As Scripture shows many times, the relationship between Yahweh and Israel or Christ and the Church is an imperfect one. Just as one of the consequences of the disobedience of Adam and Eve is that there is now enmity between male and female (Gen. 3:15), there is a constant rift in the relationships of Israel/Church which is only fully overcome in the eschaton (Rev. 21:9). Between male and female the rift is healed by the male leaving his father and mother, the female coming to the male as the “spotless bride”, which culminates in a marriage and the relationship of that marriage causing the joining of those two as “one flesh”. Any breakdown of this relationship by the intrusion of another, whether of adultery into a marriage, or unfaithfulness of Israel/Church towards Yahweh/Christ, is a direct violation of the relational unity. This is why Jesus was so difficult on the Pharisees who permitted divorce for any reason (Mat. 19:3-9), it separates what should be one into disunity, putting males and females into enmity instead of providing the means for overcoming the enmity. Only when the unity has already been broken by adultery does Jesus permit a divorce (19:9).

 

 

[1] One must not take this to mean that the Being of God is dependent upon the existence of humans with whom he can be in relationship with. Clearly, God exists independently of his creation. Nonetheless, in so far as we know God, we know him according to this pattern of interpersonal relationship which he has created. Therefore, it is useless for us to speculate what the relational aspect of God was “doing” before the creation of humans, or to suppose that God was like “Man” wandering in the garden trying to find communion with some being of the animal kingdom before deciding that there was nothing suitable so he had to made humans to be in relationship with.

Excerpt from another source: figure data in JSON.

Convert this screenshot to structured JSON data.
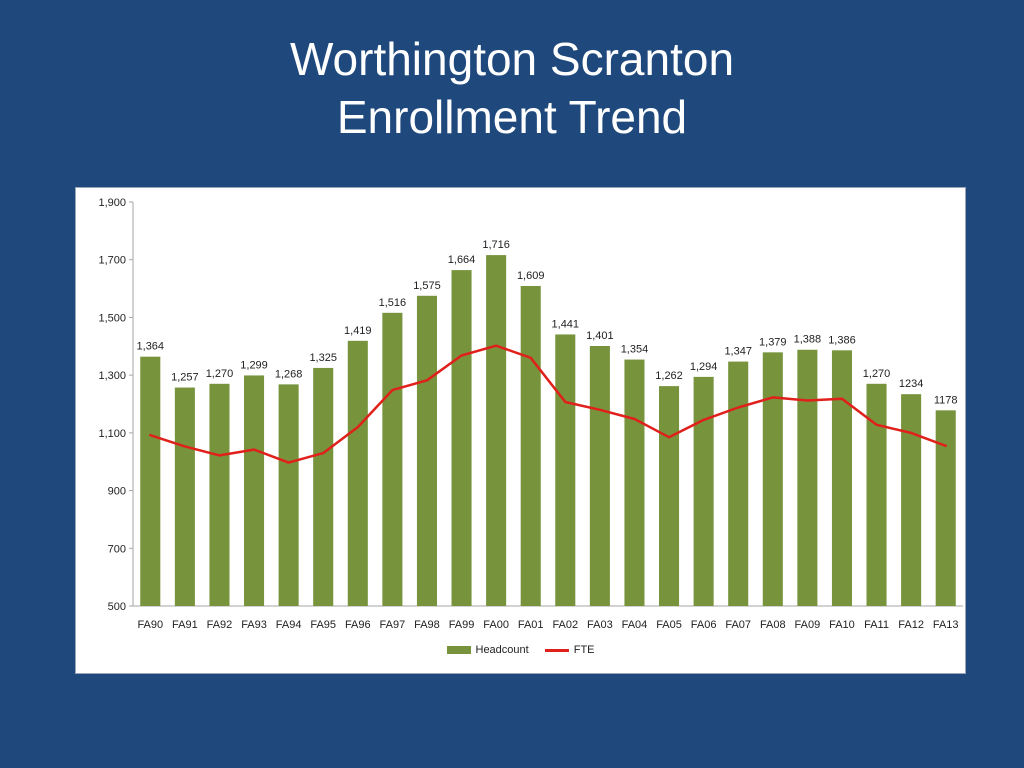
{
  "slide": {
    "title_line1": "Worthington Scranton",
    "title_line2": "Enrollment Trend"
  },
  "colors": {
    "background": "#1f497d",
    "bar": "#77933c",
    "line": "#e0201b"
  },
  "chart_data": {
    "type": "bar",
    "title": "",
    "xlabel": "",
    "ylabel": "",
    "ylim": [
      500,
      1900
    ],
    "yticks": [
      "1,900",
      "1,700",
      "1,500",
      "1,300",
      "1,100",
      "900",
      "700",
      "500"
    ],
    "ytick_values": [
      1900,
      1700,
      1500,
      1300,
      1100,
      900,
      700,
      500
    ],
    "grid": false,
    "legend_position": "bottom",
    "categories": [
      "FA90",
      "FA91",
      "FA92",
      "FA93",
      "FA94",
      "FA95",
      "FA96",
      "FA97",
      "FA98",
      "FA99",
      "FA00",
      "FA01",
      "FA02",
      "FA03",
      "FA04",
      "FA05",
      "FA06",
      "FA07",
      "FA08",
      "FA09",
      "FA10",
      "FA11",
      "FA12",
      "FA13"
    ],
    "series": [
      {
        "name": "Headcount",
        "type": "bar",
        "values": [
          1364,
          1257,
          1270,
          1299,
          1268,
          1325,
          1419,
          1516,
          1575,
          1664,
          1716,
          1609,
          1441,
          1401,
          1354,
          1262,
          1294,
          1347,
          1379,
          1388,
          1386,
          1270,
          1234,
          1178
        ],
        "labels": [
          "1,364",
          "1,257",
          "1,270",
          "1,299",
          "1,268",
          "1,325",
          "1,419",
          "1,516",
          "1,575",
          "1,664",
          "1,716",
          "1,609",
          "1,441",
          "1,401",
          "1,354",
          "1,262",
          "1,294",
          "1,347",
          "1,379",
          "1,388",
          "1,386",
          "1,270",
          "1234",
          "1178"
        ]
      },
      {
        "name": "FTE",
        "type": "line",
        "values": [
          1092,
          1053,
          1022,
          1042,
          997,
          1030,
          1120,
          1248,
          1282,
          1368,
          1402,
          1360,
          1207,
          1180,
          1148,
          1085,
          1145,
          1188,
          1223,
          1212,
          1218,
          1128,
          1100,
          1055
        ]
      }
    ]
  }
}
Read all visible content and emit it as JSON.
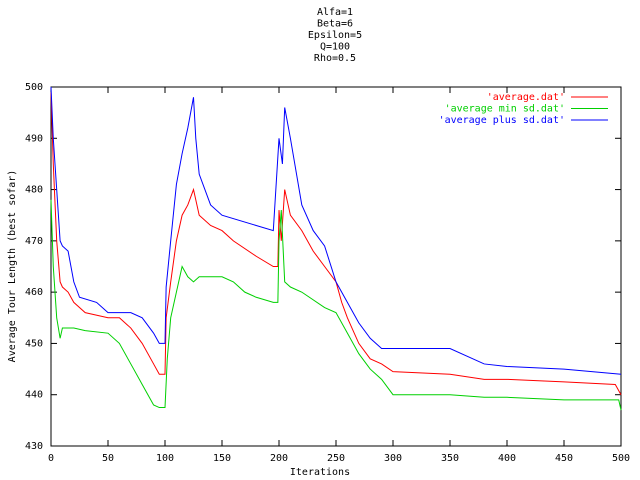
{
  "chart_data": {
    "type": "line",
    "title_lines": [
      "Alfa=1",
      "Beta=6",
      "Epsilon=5",
      "Q=100",
      "Rho=0.5"
    ],
    "x_label": "Iterations",
    "y_label": "Average Tour Length (best sofar)",
    "xlim": [
      0,
      500
    ],
    "xticks": [
      0,
      50,
      100,
      150,
      200,
      250,
      300,
      350,
      400,
      450,
      500
    ],
    "ylim": [
      430,
      500
    ],
    "yticks": [
      430,
      440,
      450,
      460,
      470,
      480,
      490,
      500
    ],
    "grid": false,
    "legend": "top-right",
    "series": [
      {
        "name": "'average.dat'",
        "color": "#ff0000",
        "x": [
          0,
          2,
          5,
          8,
          10,
          15,
          20,
          30,
          50,
          60,
          70,
          80,
          90,
          95,
          100,
          101,
          105,
          110,
          115,
          120,
          125,
          130,
          140,
          150,
          160,
          180,
          195,
          199,
          200,
          202,
          205,
          210,
          220,
          230,
          240,
          250,
          255,
          260,
          270,
          280,
          290,
          300,
          350,
          380,
          400,
          450,
          495,
          500
        ],
        "values": [
          499,
          485,
          470,
          462,
          461,
          460,
          458,
          456,
          455,
          455,
          453,
          450,
          446,
          444,
          444,
          455,
          462,
          470,
          475,
          477,
          480,
          475,
          473,
          472,
          470,
          467,
          465,
          465,
          476,
          470,
          480,
          475,
          472,
          468,
          465,
          462,
          458,
          455,
          450,
          447,
          446,
          444.5,
          444,
          443,
          443,
          442.5,
          442,
          440
        ]
      },
      {
        "name": "'average min sd.dat'",
        "color": "#00d000",
        "x": [
          0,
          2,
          5,
          8,
          10,
          20,
          30,
          50,
          60,
          70,
          80,
          90,
          95,
          100,
          102,
          105,
          110,
          115,
          120,
          125,
          130,
          150,
          160,
          170,
          180,
          195,
          199,
          200,
          202,
          205,
          210,
          220,
          240,
          250,
          260,
          270,
          280,
          290,
          300,
          350,
          380,
          400,
          450,
          498,
          500
        ],
        "values": [
          478,
          465,
          455,
          451,
          453,
          453,
          452.5,
          452,
          450,
          446,
          442,
          438,
          437.5,
          437.5,
          447,
          455,
          460,
          465,
          463,
          462,
          463,
          463,
          462,
          460,
          459,
          458,
          458,
          470,
          476,
          462,
          461,
          460,
          457,
          456,
          452,
          448,
          445,
          443,
          440,
          440,
          439.5,
          439.5,
          439,
          439,
          437
        ]
      },
      {
        "name": "'average plus sd.dat'",
        "color": "#0000ff",
        "x": [
          0,
          2,
          5,
          8,
          10,
          15,
          20,
          25,
          40,
          50,
          70,
          80,
          90,
          95,
          100,
          101,
          105,
          110,
          115,
          120,
          125,
          127,
          130,
          140,
          150,
          180,
          195,
          200,
          203,
          205,
          210,
          220,
          230,
          240,
          250,
          260,
          270,
          280,
          290,
          300,
          350,
          380,
          400,
          450,
          500
        ],
        "values": [
          500,
          490,
          480,
          470,
          469,
          468,
          462,
          459,
          458,
          456,
          456,
          455,
          452,
          450,
          450,
          461,
          470,
          481,
          487,
          492,
          498,
          490,
          483,
          477,
          475,
          473,
          472,
          490,
          485,
          496,
          490,
          477,
          472,
          469,
          462,
          458,
          454,
          451,
          449,
          449,
          449,
          446,
          445.5,
          445,
          444
        ]
      }
    ]
  }
}
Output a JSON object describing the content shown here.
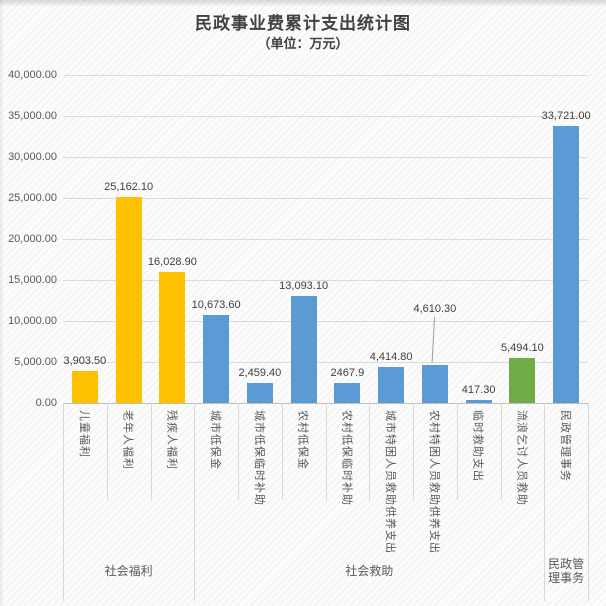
{
  "chart_data": {
    "type": "bar",
    "title": "民政事业费累计支出统计图",
    "subtitle": "（单位：万元）",
    "ylabel": "",
    "xlabel": "",
    "ylim": [
      0,
      40000
    ],
    "ytick_step": 5000,
    "grid": true,
    "legend": "none",
    "yticks_top_to_bottom": [
      "40,000.00",
      "35,000.00",
      "30,000.00",
      "25,000.00",
      "20,000.00",
      "15,000.00",
      "10,000.00",
      "5,000.00",
      "0.00"
    ],
    "palette": {
      "social_welfare": "#FFC000",
      "social_assistance": "#5B9BD5",
      "vagrant_rescue": "#70AD47"
    },
    "bars": [
      {
        "category": "儿童福利",
        "value": 3903.5,
        "label": "3,903.50",
        "color": "#FFC000"
      },
      {
        "category": "老年人福利",
        "value": 25162.1,
        "label": "25,162.10",
        "color": "#FFC000"
      },
      {
        "category": "残疾人福利",
        "value": 16028.9,
        "label": "16,028.90",
        "color": "#FFC000"
      },
      {
        "category": "城市低保金",
        "value": 10673.6,
        "label": "10,673.60",
        "color": "#5B9BD5"
      },
      {
        "category": "城市低保临时补助",
        "value": 2459.4,
        "label": "2,459.40",
        "color": "#5B9BD5"
      },
      {
        "category": "农村低保金",
        "value": 13093.1,
        "label": "13,093.10",
        "color": "#5B9BD5"
      },
      {
        "category": "农村低保临时补助",
        "value": 2467.9,
        "label": "2467.9",
        "color": "#5B9BD5"
      },
      {
        "category": "城市特困人员救助供养支出",
        "value": 4414.8,
        "label": "4,414.80",
        "color": "#5B9BD5"
      },
      {
        "category": "农村特困人员救助供养支出",
        "value": 4610.3,
        "label": "4,610.30",
        "color": "#5B9BD5",
        "label_raised": 49
      },
      {
        "category": "临时救助支出",
        "value": 417.3,
        "label": "417.30",
        "color": "#5B9BD5"
      },
      {
        "category": "流浪乞讨人员救助",
        "value": 5494.1,
        "label": "5,494.10",
        "color": "#70AD47"
      },
      {
        "category": "民政管理事务",
        "value": 33721.0,
        "label": "33,721.00",
        "color": "#5B9BD5"
      }
    ],
    "groups": [
      {
        "label": "社会福利",
        "start": 0,
        "end": 2
      },
      {
        "label": "社会救助",
        "start": 3,
        "end": 10
      },
      {
        "label": "民政管理事务",
        "start": 11,
        "end": 11
      }
    ]
  }
}
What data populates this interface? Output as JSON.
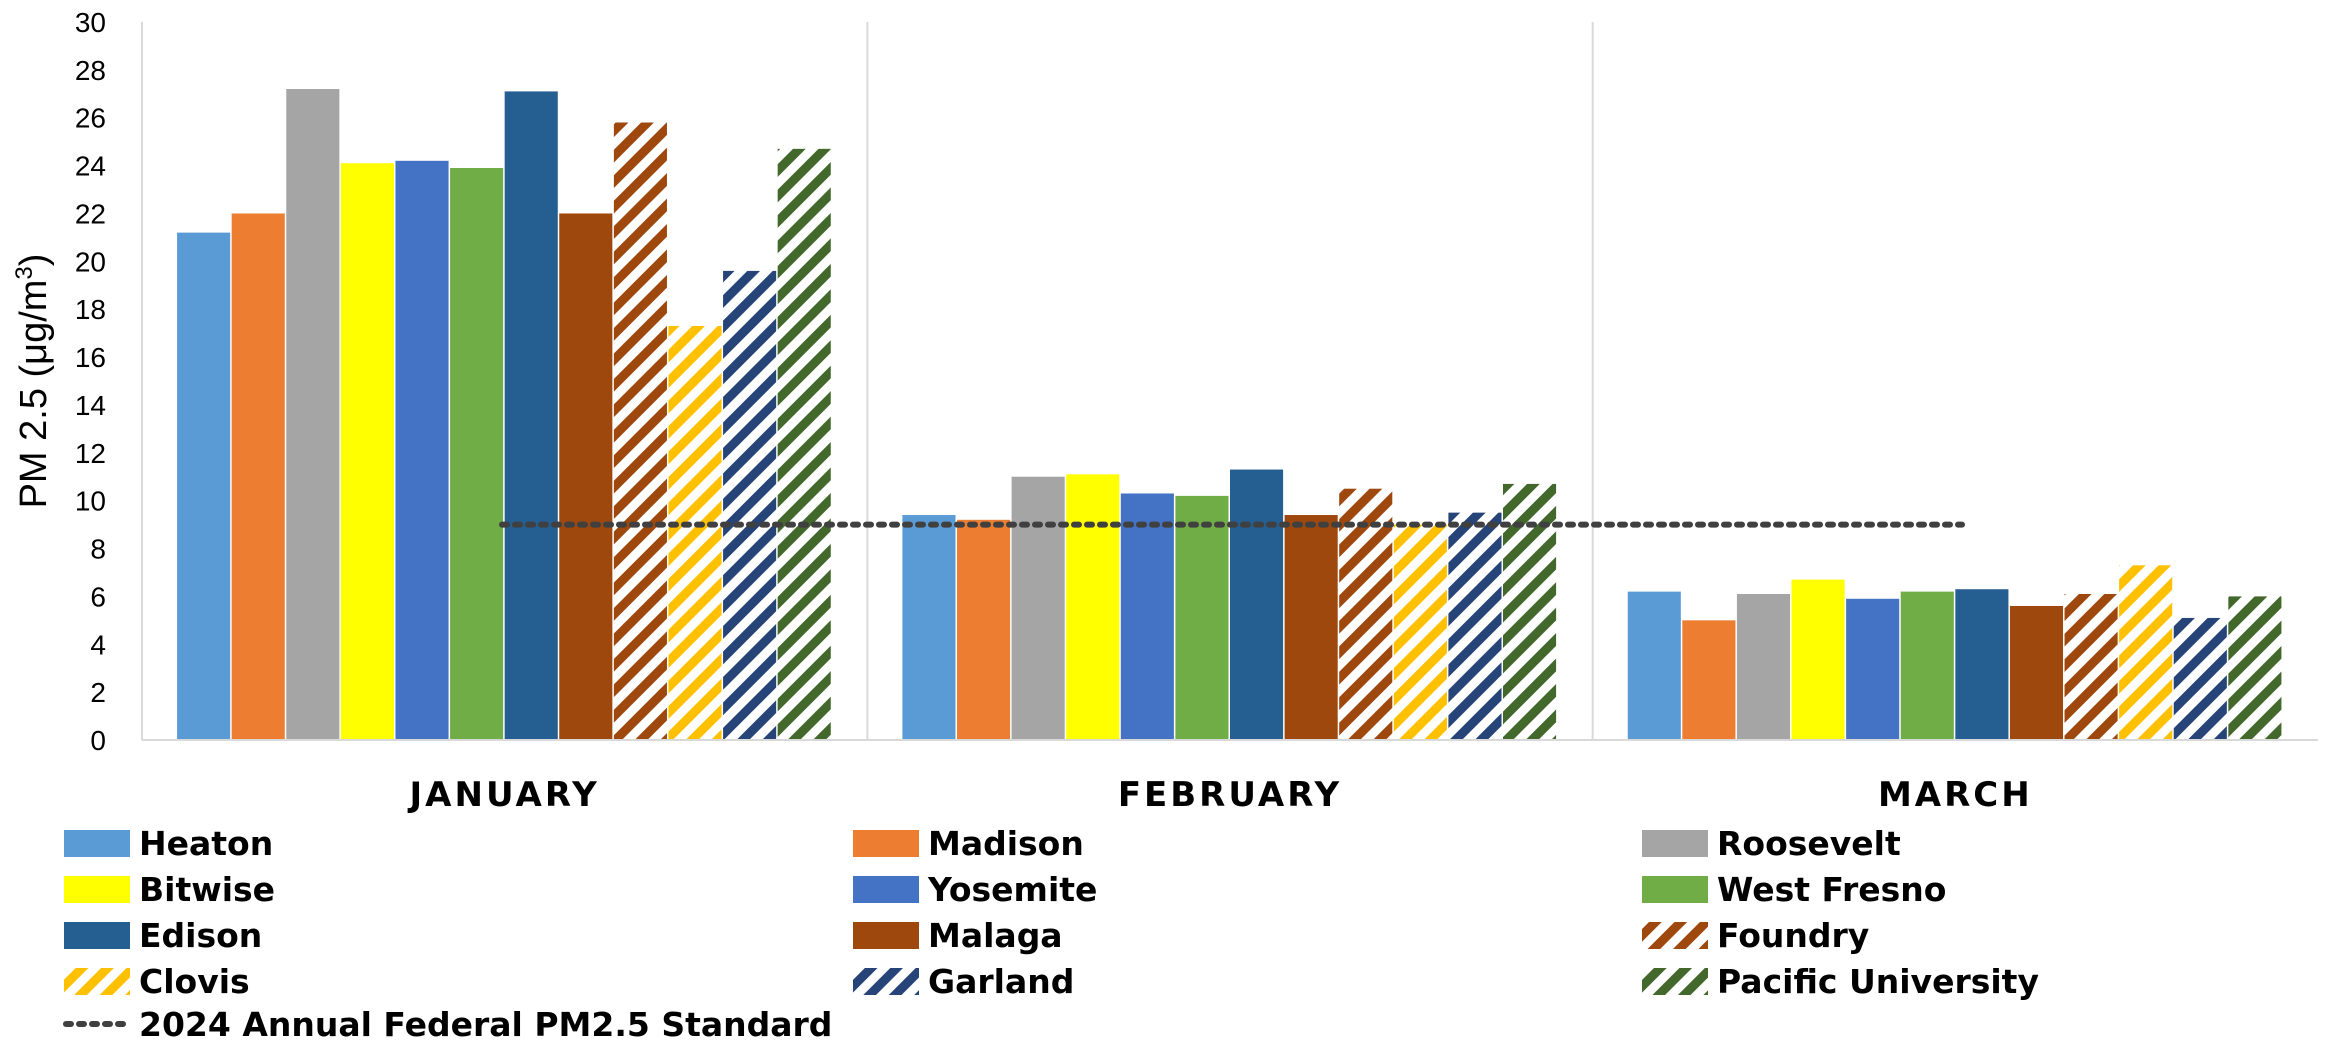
{
  "chart_data": {
    "type": "bar",
    "ylabel": "PM 2.5 (μg/m",
    "ylabel_sup": "3",
    "ylabel_close": ")",
    "ylim": [
      0,
      30
    ],
    "yticks": [
      0,
      2,
      4,
      6,
      8,
      10,
      12,
      14,
      16,
      18,
      20,
      22,
      24,
      26,
      28,
      30
    ],
    "categories": [
      "JANUARY",
      "FEBRUARY",
      "MARCH"
    ],
    "grid": "vertical separators between categories",
    "legend_placement": "bottom",
    "series": [
      {
        "name": "Heaton",
        "color": "#5B9BD5",
        "hatched": false,
        "values": [
          21.2,
          9.4,
          6.2
        ]
      },
      {
        "name": "Madison",
        "color": "#ED7D31",
        "hatched": false,
        "values": [
          22.0,
          9.2,
          5.0
        ]
      },
      {
        "name": "Roosevelt",
        "color": "#A5A5A5",
        "hatched": false,
        "values": [
          27.2,
          11.0,
          6.1
        ]
      },
      {
        "name": "Bitwise",
        "color": "#FFFF00",
        "hatched": false,
        "values": [
          24.1,
          11.1,
          6.7
        ]
      },
      {
        "name": "Yosemite",
        "color": "#4472C4",
        "hatched": false,
        "values": [
          24.2,
          10.3,
          5.9
        ]
      },
      {
        "name": "West Fresno",
        "color": "#70AD47",
        "hatched": false,
        "values": [
          23.9,
          10.2,
          6.2
        ]
      },
      {
        "name": "Edison",
        "color": "#255E91",
        "hatched": false,
        "values": [
          27.1,
          11.3,
          6.3
        ]
      },
      {
        "name": "Malaga",
        "color": "#9E480E",
        "hatched": false,
        "values": [
          22.0,
          9.4,
          5.6
        ]
      },
      {
        "name": "Foundry",
        "color": "#9E480E",
        "hatched": true,
        "values": [
          25.8,
          10.5,
          6.1
        ]
      },
      {
        "name": "Clovis",
        "color": "#FFC000",
        "hatched": true,
        "values": [
          17.3,
          9.0,
          7.3
        ]
      },
      {
        "name": "Garland",
        "color": "#264478",
        "hatched": true,
        "values": [
          19.6,
          9.5,
          5.1
        ]
      },
      {
        "name": "Pacific University",
        "color": "#43682B",
        "hatched": true,
        "values": [
          24.7,
          10.7,
          6.0
        ]
      }
    ],
    "reference_line": {
      "name": "2024 Annual Federal PM2.5 Standard",
      "value": 9,
      "color": "#404040",
      "style": "dotted"
    }
  }
}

[2] Here it is clear that Paul is pushing the analogy of Adam and Eve in order to make a true statement about Christ. It is clear in the Genesis account that Adam was deceived, by Eve who persuaded him to eat of the fruit, and was not innocent of this disobedience of God’s command (which had explicitly been given only to him). Paul must put all the guilt of disobedience on Eve alone here to protect the sinlessness of Christ in this analogy.